Entrevista Um novo vírus pandémico expande-se mais depressa que o nosso conhecimento sobre ele 23-10-2020

Poucos sabem de saúde pública como ele. Constantino Sakellarides perspetiva o que foi feito no combate à pandemia até ao momento e identifica os três «polos» fundamentais para uma gestão eficaz da transmissão da Covid-19.

Não é de agora a sua «preocupação» com o Serviço Nacional de Saúde (SNS). Os últimos meses vieram demonstrar que se tem gasto demasiado tempo com o debate sobre o financiamento do sistema e prestado menos atenção às necessidades de recrutamento e alocação de recursos humanos nos diversos setores de intervenção? Deve-se enterrar, de uma vez por todas, a dicotomia entre público e privado?

O SNS necessita substancialmente de mais recursos. E tem sido feito um esforço considerável, nos últimos anos, para ir superando o legado devastador do “cortar na saúde” dos anos da “troika”: mais financiamento, mais profissionais, mais equipamentos e melhores instalações.
No entanto, seria importante que esta injeção de mais recursos, este acrescentar, fosse acompanhado pelas transformações que o SNS há muito vai requerendo, para responder aos desafios dos nossos dias. Estes centram-se, em grande parte, nas situações associadas ao envelhecimento da nossa população: a resposta às pessoas com múltiplas patologias, disfunções e fragilidades que necessitam de uma gestão atenta e oportuna do percurso que terão de fazer, sem se perder, através dos vários tipos de cuidados de que necessitam.
Os sistemas de saúde, quase universalmente, têm três setores de características e objetivos distintos: o público, o privado social e o privado com fins lucrativos. Reconhecer objetivamente o que os distingue e o que os aproxima é a melhor forma de conseguir formas apropriadas de colaboração entre estes três sectores, para o benefício das pessoas, a curto e longo prazo.

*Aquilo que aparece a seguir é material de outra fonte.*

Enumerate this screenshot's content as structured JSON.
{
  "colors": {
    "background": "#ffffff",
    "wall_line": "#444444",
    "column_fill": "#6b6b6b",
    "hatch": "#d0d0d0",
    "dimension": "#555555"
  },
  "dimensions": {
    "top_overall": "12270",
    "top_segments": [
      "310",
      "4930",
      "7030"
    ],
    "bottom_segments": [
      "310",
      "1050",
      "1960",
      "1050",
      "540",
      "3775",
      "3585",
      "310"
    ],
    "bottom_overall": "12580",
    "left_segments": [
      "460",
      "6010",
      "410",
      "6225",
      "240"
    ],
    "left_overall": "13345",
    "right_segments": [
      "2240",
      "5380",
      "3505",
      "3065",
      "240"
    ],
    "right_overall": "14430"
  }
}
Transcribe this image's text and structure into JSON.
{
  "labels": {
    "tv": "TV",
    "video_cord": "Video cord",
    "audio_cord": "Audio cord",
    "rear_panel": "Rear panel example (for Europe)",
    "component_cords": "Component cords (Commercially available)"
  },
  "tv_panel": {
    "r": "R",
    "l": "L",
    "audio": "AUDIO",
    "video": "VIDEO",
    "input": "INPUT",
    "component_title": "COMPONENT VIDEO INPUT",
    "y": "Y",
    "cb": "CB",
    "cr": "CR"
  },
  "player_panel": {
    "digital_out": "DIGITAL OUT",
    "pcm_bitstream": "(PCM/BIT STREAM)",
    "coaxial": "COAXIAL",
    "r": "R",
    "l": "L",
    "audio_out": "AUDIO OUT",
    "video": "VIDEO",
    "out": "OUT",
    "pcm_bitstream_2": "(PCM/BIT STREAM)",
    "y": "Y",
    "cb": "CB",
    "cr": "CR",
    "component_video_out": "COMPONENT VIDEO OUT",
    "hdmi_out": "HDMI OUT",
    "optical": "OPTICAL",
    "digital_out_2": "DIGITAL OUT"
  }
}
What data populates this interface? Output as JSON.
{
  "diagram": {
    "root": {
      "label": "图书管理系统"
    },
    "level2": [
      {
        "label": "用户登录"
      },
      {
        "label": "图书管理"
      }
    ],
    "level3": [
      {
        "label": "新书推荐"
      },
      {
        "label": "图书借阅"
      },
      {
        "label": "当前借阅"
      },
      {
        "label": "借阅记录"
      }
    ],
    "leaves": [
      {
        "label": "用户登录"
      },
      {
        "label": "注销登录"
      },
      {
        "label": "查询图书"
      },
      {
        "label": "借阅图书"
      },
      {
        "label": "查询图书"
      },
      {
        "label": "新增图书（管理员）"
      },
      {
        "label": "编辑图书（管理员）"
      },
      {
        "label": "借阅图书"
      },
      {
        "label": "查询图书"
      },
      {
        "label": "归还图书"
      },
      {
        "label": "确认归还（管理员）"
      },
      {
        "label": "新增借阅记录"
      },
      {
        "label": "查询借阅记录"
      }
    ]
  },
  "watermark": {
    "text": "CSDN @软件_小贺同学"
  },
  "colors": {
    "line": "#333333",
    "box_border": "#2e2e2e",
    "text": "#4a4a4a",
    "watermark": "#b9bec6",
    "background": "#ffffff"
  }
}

É praticamente unânime considerar que fazer o confinamento, tendo sido uma decisão politicamente difícil, foi relativamente fácil de executar. Todavia, o desconfinamento revelou falhas ao nível do planeamento. Faltou uma estratégia integrada e, eventualmente, um pouco mais de paciência?

O confinamento geral foi um mal necessário, no período inicial da pandemia. Permitiu proteger os mais suscetíveis à agressão pandémica e manter os serviços de saúde a funcionar. Mas o preço pago e a pagar é alto, em múltiplos aspetos.
A preparação do desconfinamento foi muito difícil. Porque o tempo disponível foi muito limitado e porque ninguém sabia exatamente qual seria a melhor maneira de o fazer bem – na história da saúde pública moderna, nunca se tinha confinado e desconfinado assim antes!
Mas há ainda uma terceira dificuldade de raízes mais profundas. Como escreve o Professor Costa Silva, nas suas reflexões recentes, o país tem múltiplas competências funcionais disponíveis, mas em muito menor grau, as competências institucionais de que necessita. Isto quer dizer que temos nas nossas organizações públicas uma “primeira linha” de combate que se dedica aos desafios imediatos, mas falta-nos, com frequência, uma “segunda linha” que avalie resultados e pense o país no futuro. Sem esta “segunda linha” não há pensamento, análise e planeamento estratégico, associado a um processo de aconselhamento científico estruturado, contínuo e independente. Neste contexto, aprender com a experiência é difícil – e os poderes tendem aprender com dificuldade – pelo que tendemos a “chegar tarde”.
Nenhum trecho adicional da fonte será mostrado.